Learning Transferable Cooperative Behavior in Multi-Agent Teams (1906.01202v1)

Abstract: While multi-agent interactions can be naturally modeled as a graph, the environment has traditionally been considered as a black box. We propose to create a shared agent-entity graph, where agents and environmental entities form vertices, and edges exist between the vertices which can communicate with each other. Agents learn to cooperate by exchanging messages along the edges of this graph. Our proposed multi-agent reinforcement learning framework is invariant to the number of agents or entities present in the system as well as permutation invariance, both of which are desirable properties for any multi-agent system representation. We present state-of-the-art results on coverage, formation and line control tasks for multi-agent teams in a fully decentralized framework and further show that the learned policies quickly transfer to scenarios with different team sizes along with strong zero-shot generalization performance. This is an important step towards developing multi-agent teams which can be realistically deployed in the real world without assuming complete prior knowledge or instantaneous communication at unbounded distances.

• The paper introduces a novel shared agent-entity graph model that overcomes non-stationarity and scales to various team sizes through effective inter-agent communication.
• It employs Graph Neural Networks and curriculum learning to ensure permutation invariance and gradual mastery of complex coordination tasks.
• The approach achieves strong zero-shot generalization and outperforms existing methods in coverage, formation, and line control tasks.

Learning Transferable Cooperative Behavior in Multi-Agent Teams

The paper "Learning Transferable Cooperative Behavior in Multi-Agent Teams" introduces an innovative approach for modeling environments in Multi-Agent Reinforcement Learning (MARL) using a shared agent-entity graph. The research addresses core challenges in MARL, notably the non-stationarity of environments, the complexity of joint action and state spaces, and issues relating to partial observability and limited communication. By exploiting the environmental structure, this work sets a new benchmark for cooperative behaviors in multi-agent systems across coverage, formation, and line control tasks.

Key Contributions

1. Shared Agent-Entity Graph: The researchers propose modeling environments as a graph where both agents and environmental entities form vertices. Edges connect vertices that can communicate, facilitating cooperative behavior through message exchange. This model leverages Graph Neural Networks to maintain permutation invariance and an ability to scale with varying numbers of agents and entities.
2. Decentralized Framework: The paper reports state-of-the-art results in decentralized scenarios, demonstrating that teams can achieve tasks such as coverage, formation, and line control in a scalable manner without relying on a central orchestrator or full observability.
3. Generalization and Transferability: A significant insight from this paper is the model's ability to transfer learned policies across different team sizes with remarkable performance, even achieving strong zero-shot generalization. The invariant nature of their architecture supports the adaptability of agents to newly configured environments without retraining from scratch.
4. Communication Mechanisms: The paper effectively incorporates communication through inter-agent message passing combined with attention mechanisms, allowing agents to dynamically adapt their focus to relevant inputs from neighboring agents. This is crucial for complex coordination tasks, ensuring adaptability even in constrained communication bandwidths.
5. Curriculum Learning Implementation: The adaptable nature of the model also enables curriculum learning, where agents iteratively extend their learned behavior in progressively challenging environments. This method allows agents to acquire increasingly complex cooperative strategies effectively, a concept explored through various numbers of agents in swarm tasks.

Numerical Results

The model demonstrates demonstrable superiorities over existing methods, including Q-Mix, VDN, IQL, COMA, and MADDPG, particularly in scenarios of partial observability without centralized critics. Notably, the architecture efficiently handles increases in agent numbers and shows resilience under restricted communication scenarios.

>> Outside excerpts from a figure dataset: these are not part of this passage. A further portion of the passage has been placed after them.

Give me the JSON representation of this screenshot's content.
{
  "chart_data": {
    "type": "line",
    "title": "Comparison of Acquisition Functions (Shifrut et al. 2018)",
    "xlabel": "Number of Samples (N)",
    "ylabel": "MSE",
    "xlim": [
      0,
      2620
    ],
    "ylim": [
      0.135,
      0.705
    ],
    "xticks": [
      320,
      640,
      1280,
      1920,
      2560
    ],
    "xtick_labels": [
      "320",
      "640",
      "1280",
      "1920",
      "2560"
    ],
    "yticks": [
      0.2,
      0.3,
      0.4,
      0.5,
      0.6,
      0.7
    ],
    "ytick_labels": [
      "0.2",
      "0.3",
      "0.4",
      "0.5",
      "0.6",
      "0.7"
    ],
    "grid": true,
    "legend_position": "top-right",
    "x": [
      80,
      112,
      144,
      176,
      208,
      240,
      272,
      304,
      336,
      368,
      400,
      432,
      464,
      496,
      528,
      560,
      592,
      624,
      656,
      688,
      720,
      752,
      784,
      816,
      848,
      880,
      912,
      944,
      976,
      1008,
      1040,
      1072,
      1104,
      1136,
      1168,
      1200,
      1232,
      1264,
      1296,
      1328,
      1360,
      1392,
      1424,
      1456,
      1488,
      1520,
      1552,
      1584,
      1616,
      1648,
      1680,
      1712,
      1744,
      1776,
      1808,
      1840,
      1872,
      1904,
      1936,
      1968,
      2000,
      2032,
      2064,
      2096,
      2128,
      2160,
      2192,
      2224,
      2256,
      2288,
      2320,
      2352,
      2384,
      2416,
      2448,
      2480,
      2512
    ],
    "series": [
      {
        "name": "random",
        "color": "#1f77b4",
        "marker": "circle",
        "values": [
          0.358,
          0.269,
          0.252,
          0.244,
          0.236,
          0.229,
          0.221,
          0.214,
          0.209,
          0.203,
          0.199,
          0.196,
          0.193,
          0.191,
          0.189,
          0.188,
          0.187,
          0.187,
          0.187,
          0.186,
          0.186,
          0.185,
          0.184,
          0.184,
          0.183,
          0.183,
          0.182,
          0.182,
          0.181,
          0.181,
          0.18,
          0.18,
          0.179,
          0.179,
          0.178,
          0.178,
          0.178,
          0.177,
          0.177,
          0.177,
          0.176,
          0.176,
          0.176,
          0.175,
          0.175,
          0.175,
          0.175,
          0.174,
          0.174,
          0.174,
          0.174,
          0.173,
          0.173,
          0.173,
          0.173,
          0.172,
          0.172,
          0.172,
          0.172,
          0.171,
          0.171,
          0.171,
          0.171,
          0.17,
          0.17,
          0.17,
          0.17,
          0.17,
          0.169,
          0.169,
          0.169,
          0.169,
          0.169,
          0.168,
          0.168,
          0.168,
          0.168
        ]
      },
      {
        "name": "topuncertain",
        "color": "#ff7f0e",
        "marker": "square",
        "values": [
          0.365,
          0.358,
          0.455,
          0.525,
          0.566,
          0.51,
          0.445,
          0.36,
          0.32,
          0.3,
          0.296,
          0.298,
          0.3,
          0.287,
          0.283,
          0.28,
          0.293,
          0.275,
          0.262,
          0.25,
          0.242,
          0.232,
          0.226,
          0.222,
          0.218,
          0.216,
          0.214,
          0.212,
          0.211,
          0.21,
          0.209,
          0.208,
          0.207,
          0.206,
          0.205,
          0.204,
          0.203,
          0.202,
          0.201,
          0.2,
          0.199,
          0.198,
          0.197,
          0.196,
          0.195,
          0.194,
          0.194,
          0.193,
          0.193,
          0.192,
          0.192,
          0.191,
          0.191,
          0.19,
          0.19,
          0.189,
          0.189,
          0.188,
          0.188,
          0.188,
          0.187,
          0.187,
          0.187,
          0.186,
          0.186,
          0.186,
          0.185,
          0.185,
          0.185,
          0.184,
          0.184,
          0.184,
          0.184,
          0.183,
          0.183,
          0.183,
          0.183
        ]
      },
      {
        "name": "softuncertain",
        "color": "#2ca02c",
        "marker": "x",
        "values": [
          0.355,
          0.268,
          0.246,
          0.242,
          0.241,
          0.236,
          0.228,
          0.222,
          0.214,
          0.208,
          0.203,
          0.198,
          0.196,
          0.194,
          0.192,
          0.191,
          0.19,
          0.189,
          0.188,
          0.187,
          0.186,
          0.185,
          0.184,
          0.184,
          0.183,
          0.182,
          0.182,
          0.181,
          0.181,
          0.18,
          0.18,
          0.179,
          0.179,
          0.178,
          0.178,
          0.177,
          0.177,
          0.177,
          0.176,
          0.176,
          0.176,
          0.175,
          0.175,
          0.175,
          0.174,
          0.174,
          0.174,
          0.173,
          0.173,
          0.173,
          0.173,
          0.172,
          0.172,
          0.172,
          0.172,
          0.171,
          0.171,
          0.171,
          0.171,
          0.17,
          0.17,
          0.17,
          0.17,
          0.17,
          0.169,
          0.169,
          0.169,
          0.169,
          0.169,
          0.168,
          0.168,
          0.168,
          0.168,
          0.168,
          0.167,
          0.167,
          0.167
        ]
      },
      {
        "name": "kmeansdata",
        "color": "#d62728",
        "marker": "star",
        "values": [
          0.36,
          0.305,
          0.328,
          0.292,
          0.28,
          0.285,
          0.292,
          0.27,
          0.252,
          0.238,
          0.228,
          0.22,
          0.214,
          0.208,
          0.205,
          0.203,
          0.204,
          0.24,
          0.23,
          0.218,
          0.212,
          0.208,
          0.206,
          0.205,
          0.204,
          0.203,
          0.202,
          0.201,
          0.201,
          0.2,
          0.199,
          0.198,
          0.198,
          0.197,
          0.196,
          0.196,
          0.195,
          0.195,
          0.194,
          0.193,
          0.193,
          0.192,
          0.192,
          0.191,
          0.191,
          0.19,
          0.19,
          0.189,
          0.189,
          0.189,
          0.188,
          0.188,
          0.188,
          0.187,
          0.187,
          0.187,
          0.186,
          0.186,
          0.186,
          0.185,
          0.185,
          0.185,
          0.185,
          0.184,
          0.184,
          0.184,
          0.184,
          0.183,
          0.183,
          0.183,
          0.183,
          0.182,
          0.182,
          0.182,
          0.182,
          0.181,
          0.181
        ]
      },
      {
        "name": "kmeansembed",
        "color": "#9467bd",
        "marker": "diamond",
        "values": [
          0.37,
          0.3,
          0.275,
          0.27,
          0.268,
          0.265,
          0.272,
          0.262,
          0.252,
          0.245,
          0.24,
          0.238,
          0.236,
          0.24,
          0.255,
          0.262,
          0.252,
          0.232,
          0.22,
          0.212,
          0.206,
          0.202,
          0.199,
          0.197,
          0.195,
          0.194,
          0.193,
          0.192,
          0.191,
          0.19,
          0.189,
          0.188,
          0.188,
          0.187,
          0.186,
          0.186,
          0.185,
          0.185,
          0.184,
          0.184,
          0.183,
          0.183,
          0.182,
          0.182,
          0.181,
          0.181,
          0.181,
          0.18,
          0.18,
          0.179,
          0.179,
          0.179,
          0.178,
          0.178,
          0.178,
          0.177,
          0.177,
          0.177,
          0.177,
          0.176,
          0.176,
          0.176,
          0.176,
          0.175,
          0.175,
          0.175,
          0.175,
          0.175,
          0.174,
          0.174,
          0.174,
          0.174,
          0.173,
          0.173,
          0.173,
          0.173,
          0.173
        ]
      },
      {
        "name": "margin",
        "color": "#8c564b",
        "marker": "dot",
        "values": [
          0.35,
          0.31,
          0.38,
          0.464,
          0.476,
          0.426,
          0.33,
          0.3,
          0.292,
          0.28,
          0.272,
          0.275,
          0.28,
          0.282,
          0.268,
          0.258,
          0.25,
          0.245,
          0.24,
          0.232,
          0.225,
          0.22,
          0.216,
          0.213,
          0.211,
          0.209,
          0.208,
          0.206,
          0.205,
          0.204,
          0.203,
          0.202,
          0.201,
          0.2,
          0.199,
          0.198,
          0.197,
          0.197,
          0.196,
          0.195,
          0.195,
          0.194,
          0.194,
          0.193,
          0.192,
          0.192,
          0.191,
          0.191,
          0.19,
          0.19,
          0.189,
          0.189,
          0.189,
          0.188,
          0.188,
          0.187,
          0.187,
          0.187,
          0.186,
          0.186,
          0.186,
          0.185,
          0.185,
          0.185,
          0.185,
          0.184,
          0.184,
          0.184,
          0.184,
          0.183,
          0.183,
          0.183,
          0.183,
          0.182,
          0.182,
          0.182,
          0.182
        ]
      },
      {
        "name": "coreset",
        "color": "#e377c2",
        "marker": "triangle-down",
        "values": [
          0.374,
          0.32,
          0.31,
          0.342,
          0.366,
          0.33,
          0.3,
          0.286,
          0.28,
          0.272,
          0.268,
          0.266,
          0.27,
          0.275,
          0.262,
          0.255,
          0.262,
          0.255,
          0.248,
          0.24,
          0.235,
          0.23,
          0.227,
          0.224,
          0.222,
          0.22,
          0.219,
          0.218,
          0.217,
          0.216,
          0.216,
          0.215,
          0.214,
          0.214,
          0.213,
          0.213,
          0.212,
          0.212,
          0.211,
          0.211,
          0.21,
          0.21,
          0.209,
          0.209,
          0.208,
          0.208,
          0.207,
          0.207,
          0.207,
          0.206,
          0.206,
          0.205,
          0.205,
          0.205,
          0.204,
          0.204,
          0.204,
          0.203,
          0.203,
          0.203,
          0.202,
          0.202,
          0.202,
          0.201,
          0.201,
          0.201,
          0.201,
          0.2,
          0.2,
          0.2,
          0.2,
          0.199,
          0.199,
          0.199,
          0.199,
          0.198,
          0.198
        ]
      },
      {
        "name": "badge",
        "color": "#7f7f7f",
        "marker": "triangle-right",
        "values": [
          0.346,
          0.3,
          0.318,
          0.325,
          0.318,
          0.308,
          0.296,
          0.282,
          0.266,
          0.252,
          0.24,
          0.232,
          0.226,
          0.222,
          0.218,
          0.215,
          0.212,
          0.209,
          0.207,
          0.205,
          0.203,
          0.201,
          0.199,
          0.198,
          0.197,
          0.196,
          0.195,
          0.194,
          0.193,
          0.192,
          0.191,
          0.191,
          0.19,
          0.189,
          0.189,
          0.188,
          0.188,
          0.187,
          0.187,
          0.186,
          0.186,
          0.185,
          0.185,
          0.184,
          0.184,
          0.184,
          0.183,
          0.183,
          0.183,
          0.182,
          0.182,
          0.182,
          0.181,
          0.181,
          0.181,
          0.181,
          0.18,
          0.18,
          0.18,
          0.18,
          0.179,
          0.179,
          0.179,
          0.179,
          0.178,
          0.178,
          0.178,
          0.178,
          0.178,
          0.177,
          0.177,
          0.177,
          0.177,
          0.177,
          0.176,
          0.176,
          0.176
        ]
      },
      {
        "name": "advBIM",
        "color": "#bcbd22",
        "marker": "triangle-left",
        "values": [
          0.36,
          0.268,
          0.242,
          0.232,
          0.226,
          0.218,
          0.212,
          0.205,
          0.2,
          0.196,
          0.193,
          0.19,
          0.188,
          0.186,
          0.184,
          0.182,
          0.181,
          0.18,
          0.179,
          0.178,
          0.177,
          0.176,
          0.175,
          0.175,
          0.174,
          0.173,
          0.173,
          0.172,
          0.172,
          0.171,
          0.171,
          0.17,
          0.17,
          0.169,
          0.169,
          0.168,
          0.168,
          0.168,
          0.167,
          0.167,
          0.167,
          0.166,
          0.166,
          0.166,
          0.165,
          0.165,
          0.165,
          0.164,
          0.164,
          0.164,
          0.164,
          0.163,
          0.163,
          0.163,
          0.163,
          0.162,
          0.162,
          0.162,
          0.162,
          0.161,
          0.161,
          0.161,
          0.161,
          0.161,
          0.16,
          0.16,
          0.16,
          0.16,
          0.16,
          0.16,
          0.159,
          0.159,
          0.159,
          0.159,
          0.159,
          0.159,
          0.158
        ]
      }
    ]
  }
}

Implications and Future Work

From a theoretical perspective, this research advances the understanding of how structural biases in modeling environments can lead to robust learning algorithms in MARL. Practical applications envision deploying such adaptable agent teams in real-world settings like autonomous driving, robotic swarms, or resource management systems where environmental dynamics are complex and possibly evolving.

The paper hints at potential extensions including adversarial settings where opposing agents may exist. Developing strategies for curriculum learning in scenarios involving adversaries promises to be a compelling avenue. Exploring discrete and dynamic environments beyond static entities could also introduce new challenges and frontiers.

Overall, the proposed model opens pathways for practical implementations in dynamic, real-world multi-agent systems, supporting adaptable intelligence that is crucial for autonomy in complex scenarios.